Никогда нельзя сказать, что нечто возможно, пока оно не станет реальностью.
— А когда вы сами начали снимать фильмы?
— Я приехал в Париж из провинции, когда мне было двадцать лет, и не знал никого в киношных кругах. Я попытался поступить в École nationale supérieure Louis-Lumière, но меня туда не приняли. Тогда я пошел учиться в Политехническую школу (École Polytechnique) и первым делом внимательно пролистал списки бывших выпускников, в надежде найти кого-нибудь, кто занимается кино. И единственное имя, которое мне удалось там обнаружить, было имя Поля Веккиали. Я был поражен, так как знал и любил его фильмы, но даже не подозревал, что он тоже учился в Политехе. Я тут же позвонил ему, и мы встретились в его продюсерском офисе. На дворе был 1992 год, «Диагональ» (продюсерская компания, основанная Веккиали в 1976 году, подробнее о ее истории читайте здесь — прим.) все еще существовала, но производила все меньше фильмов, это были, прямо скажем, не самые лучшие их годы. Веккиали рассказал мне о своем творческом пути, о том, как важно ни от кого не зависеть и не ждать, пока другие поймут, что именно ты хочешь делать. Я последовал его совету, создал небольшую продюсерскую компанию (три человека), и в 1994 году снял свой первый короткий метр, все еще будучи студентом. Этот фильм назывался Aura été, что довольно сложно перевести…

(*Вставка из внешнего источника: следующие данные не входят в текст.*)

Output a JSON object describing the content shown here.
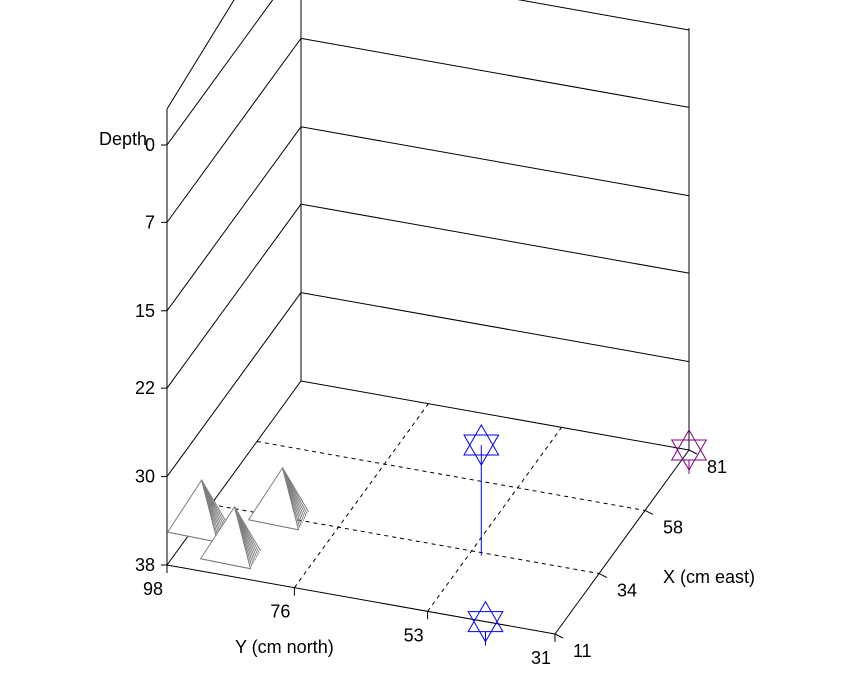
{
  "chart_data": {
    "type": "scatter",
    "projection": "3d",
    "title": "",
    "axes": {
      "depth": {
        "label": "Depth",
        "ticks": [
          0,
          7,
          15,
          22,
          30,
          38
        ],
        "range": [
          0,
          38
        ],
        "direction": "down"
      },
      "y": {
        "label": "Y (cm north)",
        "ticks": [
          98,
          76,
          53,
          31
        ],
        "range": [
          31,
          98
        ]
      },
      "x": {
        "label": "X (cm east)",
        "ticks": [
          11,
          34,
          58,
          81
        ],
        "range": [
          11,
          81
        ]
      }
    },
    "floor_grid": "dashed",
    "series": [
      {
        "marker": "pyramid",
        "color": "#7f7f7f",
        "points": [
          {
            "x": 22,
            "y": 96,
            "depth": 38
          },
          {
            "x": 15,
            "y": 88,
            "depth": 38
          },
          {
            "x": 31,
            "y": 85,
            "depth": 38
          }
        ]
      },
      {
        "marker": "star",
        "color": "#0000ff",
        "points": [
          {
            "x": 11,
            "y": 43,
            "depth": 38
          },
          {
            "x": 33,
            "y": 51,
            "depth": 28
          }
        ]
      },
      {
        "marker": "star",
        "color": "#800080",
        "points": [
          {
            "x": 81,
            "y": 31,
            "depth": 38
          }
        ]
      }
    ]
  }
}
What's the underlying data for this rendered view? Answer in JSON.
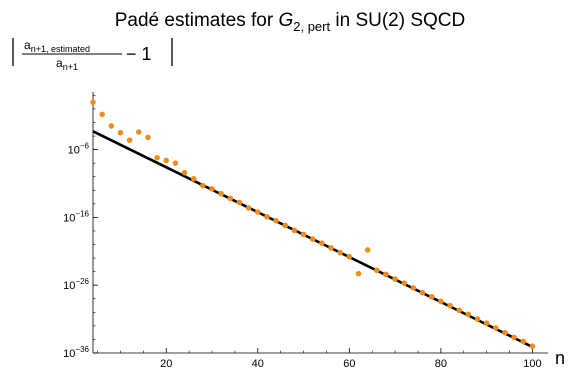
{
  "chart_data": {
    "type": "scatter",
    "title": {
      "prefix": "Padé estimates for ",
      "symbol": "G",
      "subscript": "2, pert",
      "suffix": " in SU(2) SQCD"
    },
    "ylabel": {
      "numerator": "a",
      "numerator_sub": "n+1, estimated",
      "denominator": "a",
      "denominator_sub": "n+1",
      "tail": "− 1"
    },
    "xlabel": "n",
    "x_ticks": [
      "20",
      "40",
      "60",
      "80",
      "100"
    ],
    "x_tick_values": [
      20,
      40,
      60,
      80,
      100
    ],
    "y_ticks": [
      {
        "exp": -6,
        "base": "10",
        "sup": "−6"
      },
      {
        "exp": -16,
        "base": "10",
        "sup": "−16"
      },
      {
        "exp": -26,
        "base": "10",
        "sup": "−26"
      },
      {
        "exp": -36,
        "base": "10",
        "sup": "−36"
      }
    ],
    "xlim": [
      4,
      101
    ],
    "ylim_log10": [
      -36,
      2.5
    ],
    "y_scale": "log",
    "colors": {
      "points": "#f28c1a",
      "line": "#000000"
    },
    "series": [
      {
        "type": "line",
        "x": [
          4,
          100
        ],
        "log10_y": [
          -3.3,
          -35.1
        ]
      },
      {
        "type": "scatter",
        "x": [
          4,
          6,
          8,
          10,
          12,
          14,
          16,
          18,
          20,
          22,
          24,
          26,
          28,
          30,
          32,
          34,
          36,
          38,
          40,
          42,
          44,
          46,
          48,
          50,
          52,
          54,
          56,
          58,
          60,
          62,
          64,
          66,
          68,
          70,
          72,
          74,
          76,
          78,
          80,
          82,
          84,
          86,
          88,
          90,
          92,
          94,
          96,
          98,
          100
        ],
        "log10_y": [
          1.0,
          -0.8,
          -2.5,
          -3.5,
          -4.6,
          -3.4,
          -4.2,
          -7.2,
          -7.6,
          -8.0,
          -9.4,
          -10.3,
          -11.3,
          -11.8,
          -12.5,
          -13.2,
          -13.8,
          -14.6,
          -15.2,
          -15.9,
          -16.5,
          -17.2,
          -17.9,
          -18.5,
          -19.2,
          -19.8,
          -20.5,
          -21.2,
          -21.8,
          -24.3,
          -20.8,
          -23.8,
          -24.4,
          -25.1,
          -25.7,
          -26.4,
          -27.1,
          -27.7,
          -28.4,
          -29.0,
          -29.7,
          -30.3,
          -31.0,
          -31.6,
          -32.3,
          -33.0,
          -33.7,
          -34.3,
          -35.0
        ]
      }
    ]
  }
}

— Если я правильно понимаю, это форма глагола «быть» в будущем предшествующем времени (futur antérieur), которое выражает либо действие, предшествующее другому действию в будущем, либо действие, которое завершится к определенному моменту в будущем.
— Да, это очень странная временная форма; например, «эта отбивная будет съедена через два часа». То есть, проекция будущего на настоящее: мы говорим о будущем с позиции будущего, когда само будущее уже стало прошлым. Когда я учился в начальной школе и изучал спряжения, мне было очень сложно понять эту форму, но я впервые оценил ее, когда начал читать Бергсона, о взаимосвязи между реальностью и возможностью. Бергсон утверждал, что никогда нельзя сказать, что нечто возможно, пока оно не станет реальностью. Только тогда, когда оно станет реальностью, можно констатировать: оно было бы (аura été) возможным. Нельзя утверждать, что нечто случится, до тех пор, пока оно не случится, и неважно, идет ли речь об искусстве, творческом процессе или жизни в целом. Прогнозы и предсказания бесполезны: возможность всегда следует за реальностью; во всем всегда присутствует элемент сюрприза.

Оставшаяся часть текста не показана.